Come di recente ha ricordato il sempre lucidissimo Sabino Cassese, storia e geopolitica sembrano prendersi le loro rivincite in questi mesi così convulsi. La storia non è né morta, né finita come si è, dopo il crollo bipolare, finto di credere. Ma non solo: la geopolitica senza la storia è puro esercizio di stile. Da Pietro il Grande a Vladimir Putin, passando per Caterina II e Iosif Stalin: la spinta verso ovest rappresenta per la Russia un’attrazione magnetica costante negli ultimi 350 anni. Le garanzie di sicurezza che gli europei e gli statunitensi offriranno a Kiev ci diranno se la storia è riuscita ad elevare la geopolitica.
Voltare le spalle all’Ucraina, come già accaduto nel 1994 quando Kiev ha alienato alla Russia senza alcuna contropartita il suo arsenale atomico, sarebbe imperdonabile.
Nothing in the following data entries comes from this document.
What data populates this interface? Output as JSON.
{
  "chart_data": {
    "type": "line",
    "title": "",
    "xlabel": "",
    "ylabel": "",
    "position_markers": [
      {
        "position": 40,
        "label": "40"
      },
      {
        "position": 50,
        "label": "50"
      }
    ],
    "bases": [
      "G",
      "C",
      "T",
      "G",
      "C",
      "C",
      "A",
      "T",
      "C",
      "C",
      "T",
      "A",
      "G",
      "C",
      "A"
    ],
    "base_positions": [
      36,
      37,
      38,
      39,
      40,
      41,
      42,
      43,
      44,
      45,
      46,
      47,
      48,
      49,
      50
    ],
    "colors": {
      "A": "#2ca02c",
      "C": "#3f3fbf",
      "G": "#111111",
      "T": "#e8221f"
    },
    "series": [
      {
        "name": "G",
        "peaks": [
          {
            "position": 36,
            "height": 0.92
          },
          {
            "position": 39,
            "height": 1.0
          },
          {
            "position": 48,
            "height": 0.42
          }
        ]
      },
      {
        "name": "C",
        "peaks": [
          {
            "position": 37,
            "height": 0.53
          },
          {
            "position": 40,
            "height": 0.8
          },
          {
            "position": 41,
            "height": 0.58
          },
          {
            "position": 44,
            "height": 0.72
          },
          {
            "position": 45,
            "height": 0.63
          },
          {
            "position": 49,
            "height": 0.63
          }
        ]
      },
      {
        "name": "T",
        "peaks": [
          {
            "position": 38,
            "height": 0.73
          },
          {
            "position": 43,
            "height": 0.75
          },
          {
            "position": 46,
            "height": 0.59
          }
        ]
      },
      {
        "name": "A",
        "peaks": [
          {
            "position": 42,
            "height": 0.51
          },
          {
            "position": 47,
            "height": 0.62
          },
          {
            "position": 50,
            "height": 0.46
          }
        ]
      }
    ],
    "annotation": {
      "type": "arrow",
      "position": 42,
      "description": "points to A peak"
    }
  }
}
Far capire a Trump che l’Europa esiste ed è pronta ad entrare finalmente nell’età adulta potrebbe avere un effetto benefico anche sulla delicata partita dei dazi. L’arte della diplomazia non sembra parte del bagaglio dell’immobiliarista newyorchese, eppure non dovrebbe essere difficile capire che le sirene cinesi potrebbero tornare in auge in Europa, mentre il «dear friend Putin» non sembra comunque deciso a rompere la partnership strategica «senza limiti» con Pechino.
L’antieuropeismo potrà anche caratterizzare lo zoccolo duro dell’elettorato trumpiano, ma chi scrive nutre ancora l’illusione di pensare che non tutto sia perduto. Gli europei “in missione” a Washington lo sono per loro stessi, per l’Ucraina e per il futuro dell’Occidente o perlomeno per chi spera che ne esiste ancora uno.